Degli altri adattamenti in lizza tra le cinquine di quest’anno viene scavalcata anche Emma Dante con Le sorelle Macaluso (2020), ritorno alla macchina da presa per la drammaturga siciliana (dopo il lontano Via Castellana Bandiera nel 2013), tratto dall’omonima pièce teatrale da lei messa in scena nel 2014.
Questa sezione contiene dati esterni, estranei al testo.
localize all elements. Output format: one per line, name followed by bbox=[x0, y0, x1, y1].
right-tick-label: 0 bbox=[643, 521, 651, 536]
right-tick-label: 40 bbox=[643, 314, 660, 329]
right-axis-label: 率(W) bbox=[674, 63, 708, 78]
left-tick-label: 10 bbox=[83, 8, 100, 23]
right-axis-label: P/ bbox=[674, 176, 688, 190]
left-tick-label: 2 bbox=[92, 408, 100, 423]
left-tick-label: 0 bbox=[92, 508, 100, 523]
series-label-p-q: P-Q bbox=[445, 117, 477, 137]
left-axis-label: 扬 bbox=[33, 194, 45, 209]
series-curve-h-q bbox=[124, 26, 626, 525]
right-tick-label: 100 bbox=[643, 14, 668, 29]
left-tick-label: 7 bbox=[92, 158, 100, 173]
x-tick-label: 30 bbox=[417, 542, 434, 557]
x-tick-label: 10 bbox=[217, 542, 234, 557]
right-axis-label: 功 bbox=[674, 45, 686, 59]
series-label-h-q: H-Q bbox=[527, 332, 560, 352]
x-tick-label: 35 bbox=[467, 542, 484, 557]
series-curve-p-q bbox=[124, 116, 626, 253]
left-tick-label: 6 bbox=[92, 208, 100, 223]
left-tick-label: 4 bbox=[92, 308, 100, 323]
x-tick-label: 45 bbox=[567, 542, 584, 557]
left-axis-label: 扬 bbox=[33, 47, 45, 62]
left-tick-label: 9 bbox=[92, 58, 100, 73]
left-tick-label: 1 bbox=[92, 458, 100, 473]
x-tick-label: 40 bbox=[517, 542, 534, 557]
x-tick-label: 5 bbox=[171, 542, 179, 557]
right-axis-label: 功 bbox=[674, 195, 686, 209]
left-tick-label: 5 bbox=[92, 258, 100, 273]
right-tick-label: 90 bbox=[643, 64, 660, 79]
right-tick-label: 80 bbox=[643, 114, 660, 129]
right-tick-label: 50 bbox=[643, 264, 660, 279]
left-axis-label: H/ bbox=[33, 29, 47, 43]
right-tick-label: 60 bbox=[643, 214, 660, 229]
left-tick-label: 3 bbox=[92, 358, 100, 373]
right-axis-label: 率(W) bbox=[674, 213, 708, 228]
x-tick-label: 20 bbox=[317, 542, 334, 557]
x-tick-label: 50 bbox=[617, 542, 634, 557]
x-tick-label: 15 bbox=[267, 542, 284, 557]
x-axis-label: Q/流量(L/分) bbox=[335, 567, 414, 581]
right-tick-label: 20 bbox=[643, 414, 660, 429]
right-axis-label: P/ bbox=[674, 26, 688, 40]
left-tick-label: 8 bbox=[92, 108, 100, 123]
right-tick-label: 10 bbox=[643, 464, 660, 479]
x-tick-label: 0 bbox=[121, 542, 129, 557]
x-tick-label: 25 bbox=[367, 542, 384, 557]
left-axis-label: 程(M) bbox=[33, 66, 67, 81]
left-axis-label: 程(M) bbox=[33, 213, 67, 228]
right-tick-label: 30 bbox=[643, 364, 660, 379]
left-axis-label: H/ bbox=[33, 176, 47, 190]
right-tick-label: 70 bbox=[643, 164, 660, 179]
A bocca asciutta anche Lei mi parla ancora (2021) di Pupi Avati (dal memoir familiare di Giuseppe Sgarbi) in corsa per sceneggiatura non originale e protagonista maschile (Renato Pozzetto) insieme a Daniele Luchetti col suo Lacci (adattamento dal romanzo di Domenico Starnone), premiato con tre candidature ma nessuna statuetta: al talento maturo di Silvio Orlando (in corsa come miglior attore non protagonista) l’Accademia preferisce la prova di Fabrizio Bentivoglio ne L’incredibile storia dell’Isola delle Rose (2020), firmata Sydney Sibilia e prodotta da Groenlandia. Stessa sorte per Alba Rohrwacher, che cede il passo alla Loren nella cinquina di protagoniste femminili, così come Luchetti e Francesco Piccolo (candidati per la sceneggiatura non originale a quattro mani) fatti fuori da Marco Pettenello e Gianni Di Gregorio con Lontano lontano (2019).

Tra i favoritissimi, Hammamet di Gianni Amelio – parabola decadente di un Bettino Craxi sul “viale del tramonto” – primeggia solo nel reparto trucco (a dispetto delle sue 14 candidature), mentre Favolacce dei visionari gemelli D’Innocenzo – 13 nomination e un Orso d’Argento a Berlino – riesce ad aggiudicarsi un solo David, al montaggio.

Il premio al miglior documentario assegnato a Mi chiamo Francesco Totti di Alex Infascelli, poi, ha uno strano suono affiancato al nome di Cecilia Mangini. E già perché d’ora in poi il David che premierà i doc porterà il nome della grande documentarista appena scomparsa. Un bel riconoscimento anche se arrivato soltanto pustumo. E che, visto il premio andato al film su Totti, ci fa interrogare su quale idea di cinema del reale intenda promuovere l’Accademia del cinema italiano.